Using Word Embeddings to Learn a Better Food Ontology

Front Artif Intell. 2020 Nov 26:3:584784. doi: 10.3389/frai.2020.584784. eCollection 2020.

Abstract

Food ontologies require significant effort to create and maintain as they involve manual and time-consuming tasks, often with limited alignment to the underlying food science knowledge. We propose a semi-supervised framework for the automated ontology population from an existing ontology scaffold by using word embeddings. Having applied this on the domain of food and subsequent evaluation against an expert-curated ontology, FoodOn, we observe that the food word embeddings capture the latent relationships and characteristics of foods.
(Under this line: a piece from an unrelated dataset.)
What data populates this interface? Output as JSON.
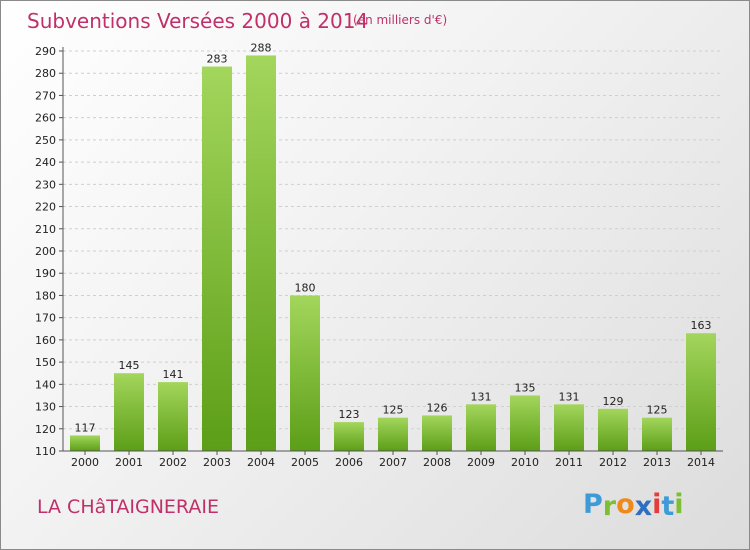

The resulting ontology, which utilizes word embeddings trained from the Wikipedia corpus, has an improvement of 89.7% in precision when compared to the expert-curated ontology FoodOn (0.34 vs. 0.18, respectively, p value = 2.6 × 10-138), and it has a 43.6% shorter path distance (hops) between predicted and actual food instances (2.91 vs. 5.16, respectively, p value = 4.7 × 10-84) when compared to other methods. This work demonstrates how high-dimensional representations of food can be used to populate ontologies and paves the way for learning ontologies that integrate contextual information from a variety of sources and types.

Keywords: automated ontology learning; data-driven; food ontology; machine learning; ontology metrics; ontology population; word embeddings.